Das wiederholen wir jetzt mit Schlüssel 2 u. 3. (Die Schlüssel müssen jeweils wieder entsperrt werden.)

Den öffentlichen Schlüssel (der nicht auf der Karte gespeichert ist) exportieren wir auf ein zugängliches Medium oder zu einem Keyserver. Wir brauchen diesen später.

gpg --export --armor KEYID> public_key.asc

Auch wenn die geheimen Schlüssel nun auf der Karte sind - und nicht auf den jeweiligen Computern: dennoch muss ein Schlüsselbund mit den Verweisen auf die geheimen Schlüsseln auf die Karte erstellt werden.

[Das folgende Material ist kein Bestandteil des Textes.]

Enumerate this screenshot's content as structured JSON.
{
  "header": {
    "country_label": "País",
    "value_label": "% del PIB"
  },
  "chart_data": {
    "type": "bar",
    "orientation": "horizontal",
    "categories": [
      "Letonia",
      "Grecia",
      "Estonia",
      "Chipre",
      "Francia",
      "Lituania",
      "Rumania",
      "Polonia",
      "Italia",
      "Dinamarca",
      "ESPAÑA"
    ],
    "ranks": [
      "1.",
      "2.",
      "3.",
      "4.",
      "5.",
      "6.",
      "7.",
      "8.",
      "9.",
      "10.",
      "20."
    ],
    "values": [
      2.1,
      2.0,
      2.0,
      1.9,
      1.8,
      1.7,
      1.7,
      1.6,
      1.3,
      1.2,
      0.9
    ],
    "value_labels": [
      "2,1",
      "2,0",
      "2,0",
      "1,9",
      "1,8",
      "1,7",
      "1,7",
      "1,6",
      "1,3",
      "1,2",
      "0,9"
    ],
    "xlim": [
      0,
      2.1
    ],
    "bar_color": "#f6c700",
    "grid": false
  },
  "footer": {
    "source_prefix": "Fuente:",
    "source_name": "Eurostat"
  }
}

Während bei Smartcards, die von gnupg 1 unterstützt werden ein einfacher Aufruf von

gpg --card-status

reicht, um Verweise auf die Karte zu generieren, muss bei gnupg 2 folgender Aufruf erfolgen:

gpg2 --secret-keyring .gnupg/secring.gpg --card-status

in manchen Fällen funktioniert dies jedoch nur über den internen Befehl fetch

$ gpg2 --card-edit
...
gpg/card> fetch
...
gpg: Total number processed: 1
gpg:               imported: 1 (RSA: 1)
$ gpg2 --card-status
...

Übrigens bei einer Erweiterung des öffentlichen Schlüssels mit neuen Schlüsseln, deren neue geheime Gegenstücke auf einer neuen Karte sind, müssen erst alle Verweise auf die alte Karte gelöscht werden.

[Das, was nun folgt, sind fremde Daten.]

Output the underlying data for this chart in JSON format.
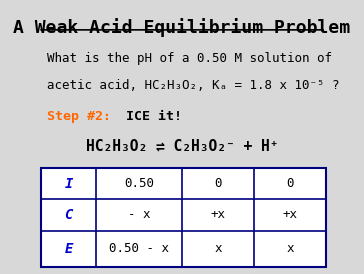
{
  "title": "A Weak Acid Equilibrium Problem",
  "bg_color": "#d8d8d8",
  "title_color": "#000000",
  "title_fontsize": 13,
  "line1": "What is the pH of a 0.50 M solution of",
  "line2": "acetic acid, HC₂H₃O₂, Kₐ = 1.8 x 10⁻⁵ ?",
  "step_label": "Step #2:",
  "step_rest": "  ICE it!",
  "step_color": "#ff6600",
  "step_rest_color": "#000000",
  "body_fontsize": 9,
  "eq_text": "HC₂H₃O₂ ⇌ C₂H₃O₂⁻ + H⁺",
  "table_header_color": "#0000cc",
  "table_border_color": "#000080",
  "ice_letters": [
    "I",
    "C",
    "E"
  ],
  "col1": [
    "0.50",
    "- x",
    "0.50 - x"
  ],
  "col2": [
    "0",
    "+x",
    "x"
  ],
  "col3": [
    "0",
    "+x",
    "x"
  ],
  "col_bounds": [
    0.04,
    0.22,
    0.595,
    0.97
  ],
  "row_bounds": [
    0.385,
    0.27,
    0.155,
    0.02
  ]
}
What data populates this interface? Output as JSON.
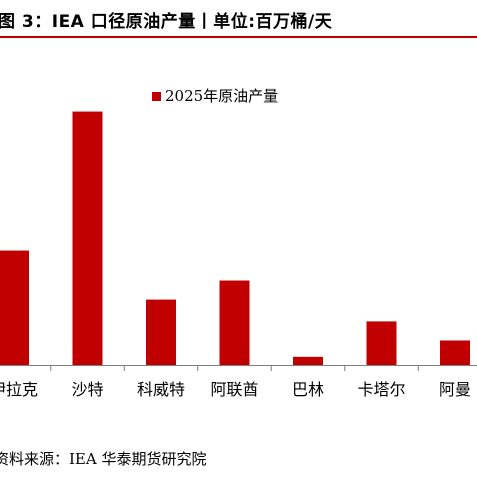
{
  "title": "图 3：IEA 口径原油产量丨单位:百万桶/天",
  "source": "资料来源：IEA 华泰期货研究院",
  "chart_data": {
    "type": "bar",
    "categories": [
      "伊拉克",
      "沙特",
      "科威特",
      "阿联酋",
      "巴林",
      "卡塔尔",
      "阿曼"
    ],
    "series": [
      {
        "name": "2025年原油产量",
        "values": [
          4.2,
          9.3,
          2.4,
          3.1,
          0.3,
          1.6,
          0.9
        ],
        "color": "#c00000"
      }
    ],
    "title": "",
    "xlabel": "",
    "ylabel": "",
    "ylim": [
      0,
      12
    ],
    "grid": false,
    "legend": "top-center"
  }
}
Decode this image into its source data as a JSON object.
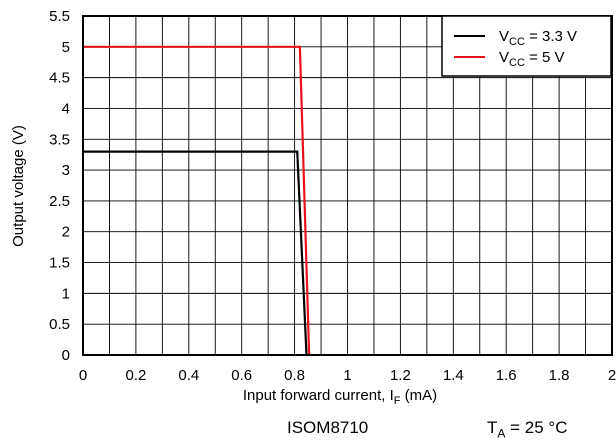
{
  "chart_data": {
    "type": "line",
    "xlabel": {
      "main": "Input forward current, I",
      "sub": "F",
      "tail": " (mA)"
    },
    "ylabel": "Output voltage (V)",
    "xlim": [
      0,
      2
    ],
    "ylim": [
      0,
      5.5
    ],
    "x_ticks": [
      "0",
      "0.2",
      "0.4",
      "0.6",
      "0.8",
      "1",
      "1.2",
      "1.4",
      "1.6",
      "1.8",
      "2"
    ],
    "y_ticks": [
      "0",
      "0.5",
      "1",
      "1.5",
      "2",
      "2.5",
      "3",
      "3.5",
      "4",
      "4.5",
      "5",
      "5.5"
    ],
    "x_minor_grid_step": 0.1,
    "y_grid_step": 0.5,
    "grid": true,
    "legend_position": "top-right",
    "series": [
      {
        "name": {
          "main": "V",
          "sub": "CC",
          "tail": " = 3.3 V"
        },
        "color": "#000000",
        "x": [
          0,
          0.81,
          0.845
        ],
        "y": [
          3.3,
          3.3,
          0
        ]
      },
      {
        "name": {
          "main": "V",
          "sub": "CC",
          "tail": " = 5 V"
        },
        "color": "#e8121c",
        "x": [
          0,
          0.82,
          0.855
        ],
        "y": [
          5,
          5,
          0
        ]
      }
    ]
  },
  "footer": {
    "device": "ISOM8710",
    "temperature": {
      "main": "T",
      "sub": "A",
      "tail": " = 25 °C"
    }
  }
}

Beim Ersetzen einer Karte muss folgendes beachtet werden:

  1. Die Keys müssen analog der Anleitung auf die neue Karte kopiert werden

- der Verweis auf den privaten Schlüssel (also nur der Rest des privaten Schlüssels) muss auf den Rechnern, auf denen die Karte zum Einsatz kommt gelöscht werden. Ein gpg –delete-secret-keys KEYID erledigt das. Sicher stellen, dass es der Schlüsselbund mit den Verweisen ist, der bearbeitet nicht - und nicht z.B. der mit den Originalschlüsseln.

  1. seit gnpg2.1 werden die secret Keys nicht mehr in secring.pgp gespeichert - sondern unter .gnupg/private-keys-v1.d/
  2. Die zu den privaten Keys der Karte passenden Verweise müssen aus .gnupg/private-keys-v1.d/ gelöscht werden.
  3. Danach müssen die Verweise auf die neue Karte wieder erstellt werden: gpg2 –secret-keyring .gnupg/secring.gpg –card-status

Anzeigen der zur gnupg-Karte passenden Dateien unter .gnupg/private-keys-v1.d/:

Das ist hier von Werner beschrieben: https://lists.gnupg.org/pipermail/gnupg-users/2016-April/055766.html

gpg --with-keygrip -k KEYID

Die ausgegebenen Keygrips beziehen sich auf die Dateien unter: .gnupg/private-keys-v1.d/

rm ''.gnupg/private-keys-v1.d/KEYGRIP.key''

Achtung: immer Backup des .gnupg-Verzeichnisses machen, damit nicht aus Versehen andere secret Keys gelöscht werden.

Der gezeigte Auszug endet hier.